Impacting policy decisions involving the environment and chemical regulation is Obama's choice for EPA administrator, Lisa Jackson - a chemical engineer who worked at EPA for approximately 16 years and then served as the commissioner of the New Jersey Department of Environmental Protection. She replaces Stephen Johnson, who has been criticised by Democrat senators for allowing
EPA decisions to be swayed by corporate and political interests.
Obama says Jackson shares his commitment to restoring EPA's 'robust role in protecting air, water, and natural resources'. Jackson, who is the first African American to head EPA, said her top priorities involve addressing toxic chemicals and children's health issues, as well as air pollution, waste site cleanup, and justice for communities who bear disproportionate environmental risks.

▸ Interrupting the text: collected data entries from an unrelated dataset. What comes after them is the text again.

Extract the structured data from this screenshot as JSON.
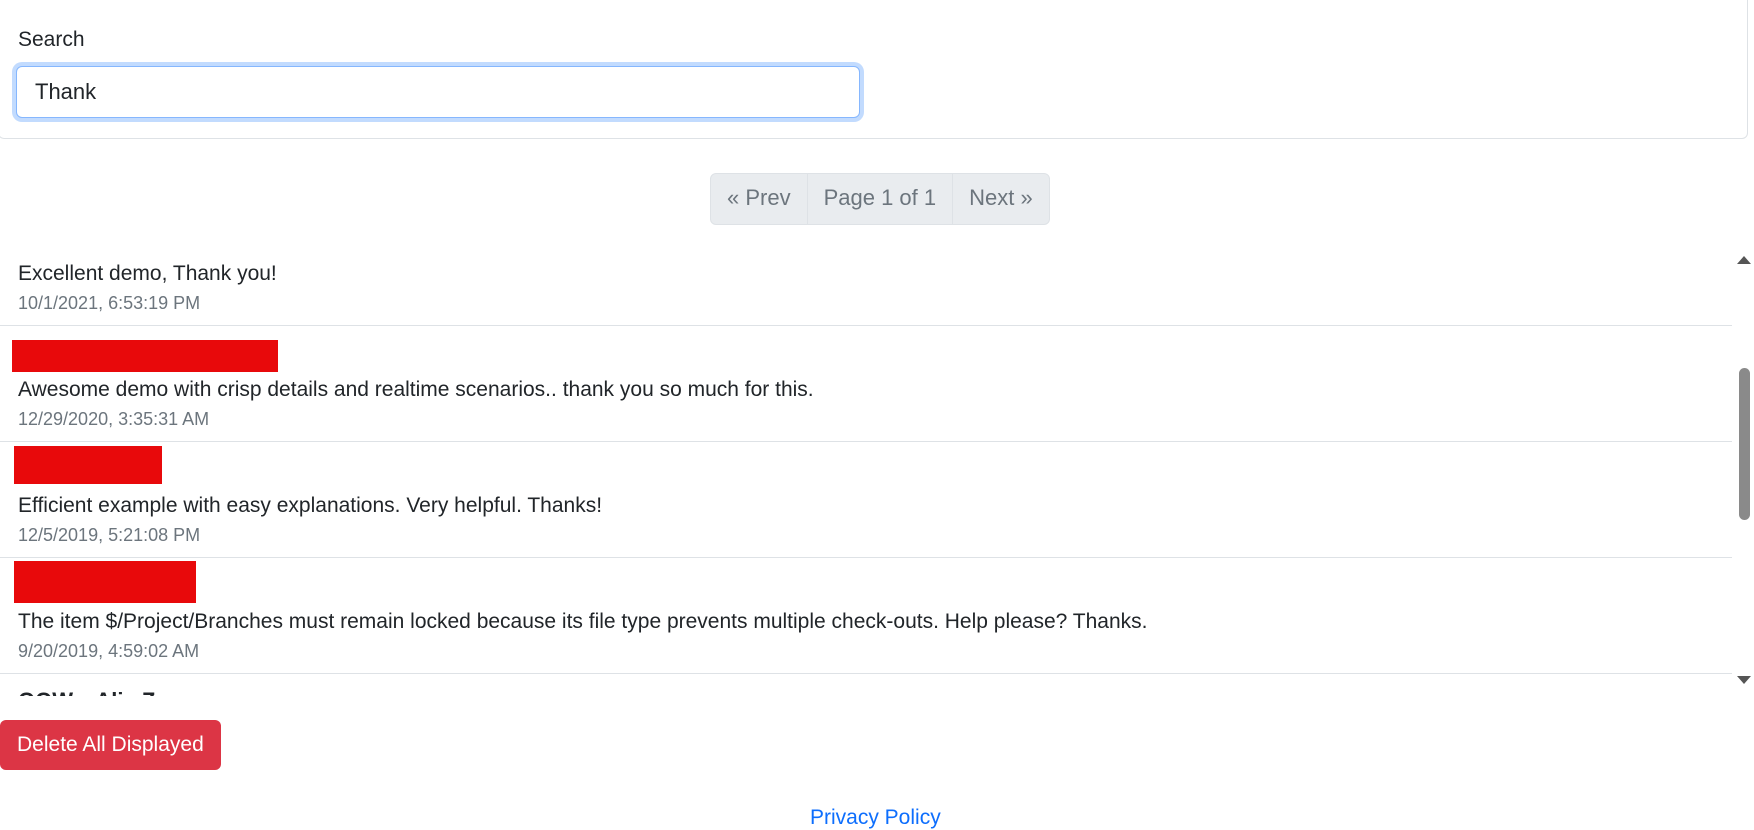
{
  "search": {
    "label": "Search",
    "value": "Thank"
  },
  "pagination": {
    "prev": "« Prev",
    "page": "Page 1 of 1",
    "next": "Next »"
  },
  "comments": [
    {
      "message": "Excellent demo, Thank you!",
      "timestamp": "10/1/2021, 6:53:19 PM"
    },
    {
      "message": "Awesome demo with crisp details and realtime scenarios.. thank you so much for this.",
      "timestamp": "12/29/2020, 3:35:31 AM"
    },
    {
      "message": "Efficient example with easy explanations. Very helpful. Thanks!",
      "timestamp": "12/5/2019, 5:21:08 PM"
    },
    {
      "message": "The item $/Project/Branches must remain locked because its file type prevents multiple check-outs. Help please? Thanks.",
      "timestamp": "9/20/2019, 4:59:02 AM"
    },
    {
      "author": "QQW... Alia Z",
      "message": "",
      "timestamp": ""
    }
  ],
  "actions": {
    "delete_all": "Delete All Displayed"
  },
  "footer": {
    "privacy": "Privacy Policy"
  },
  "colors": {
    "redaction": "#e8090b",
    "danger": "#dc3545",
    "success": "#198754",
    "link": "#0d6efd"
  }
}
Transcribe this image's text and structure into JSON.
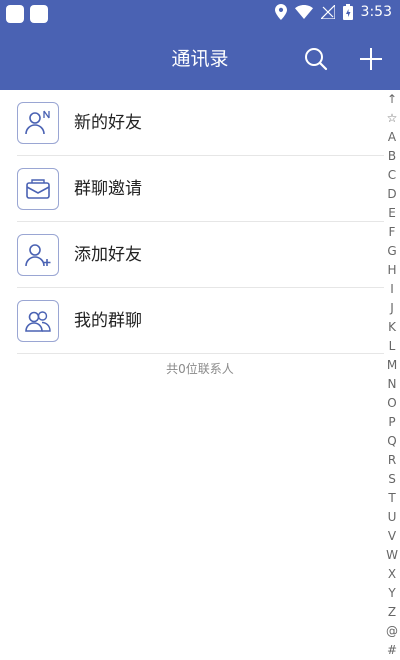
{
  "status_bar": {
    "time": "3:53"
  },
  "header": {
    "title": "通讯录"
  },
  "menu": [
    {
      "label": "新的好友",
      "icon": "new-friend-icon"
    },
    {
      "label": "群聊邀请",
      "icon": "group-invite-icon"
    },
    {
      "label": "添加好友",
      "icon": "add-friend-icon"
    },
    {
      "label": "我的群聊",
      "icon": "my-groups-icon"
    }
  ],
  "contact_count": "共0位联系人",
  "index_letters": [
    "↑",
    "☆",
    "A",
    "B",
    "C",
    "D",
    "E",
    "F",
    "G",
    "H",
    "I",
    "J",
    "K",
    "L",
    "M",
    "N",
    "O",
    "P",
    "Q",
    "R",
    "S",
    "T",
    "U",
    "V",
    "W",
    "X",
    "Y",
    "Z",
    "@",
    "#"
  ],
  "colors": {
    "header_bg": "#4a62b3",
    "icon_stroke": "#4a62b3"
  }
}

She has, however, been criticised by the non-profit environmental protection organisation Public Employees for Environmental Responsibility (Peer), for embracing 'a highly politicised approach to environmental decision-making' and preferring a 'closed-door model of decision-making' involving regulated industry executives and lobbyists.
In a January 14 hearing before the Senate environment & public works committee, Jackson suggested she would, if elected, allow California and other states to set their own regulations limiting greenhouse gas emissions for vehicles, bypassing federal standards - a request denied by the previous administration.
'We are extremely excited to work with such a seasoned staff of professionals,' says Cal Dooley, CEO and president of the American Chemistry Council, the major industry trade association for US chemical companies. 'These administration leaders will have a critical role in developing and implementing important national policies on energy, climate and chemicals management.'
The US science community's general sense of optimism and enthusiasm about Obama's decisions is palpable. As AAAS's Leshner summarises: 'We are going to have science leaders in the federal government who are genuine experts on each of the issues that are so central to bringing the United States back to its prominent position in the world.'
Obama will also receive scientific input from the President's Council of Advisers on Science and Technology (PCAST): an external panel of representatives from industry and academia charged with advising the president on a host of issues related to technology, research priorities, and science education.
Obama says he wants to 'remake' PCAST as 'a vigorous external advisory council' that will shape his thinking on the scientific aspects of his policy priorities. Under Bush, PCAST's membership was criticised as being heavily drawn from private industry, particularly information technology fields, rather than from the laboratory. In fact, even among the university representatives that served on the council under Bush, all but one were academic administrators rather than researchers.
PCAST's new co-chairs are Holdren and two prominent biologists selected by Obama - the well-known Massachusetts Institute of Technology (MIT) genome biologist Eric Lander, and the Nobel Prize-winning scientist Harold Varmus, who served in the Clinton administration as director of the US National Institutes of Health, which is the nation's primary biomedical research agency.
'It is exciting to have an administration that deeply understands the importance of science and scientific thinking,' said Lander.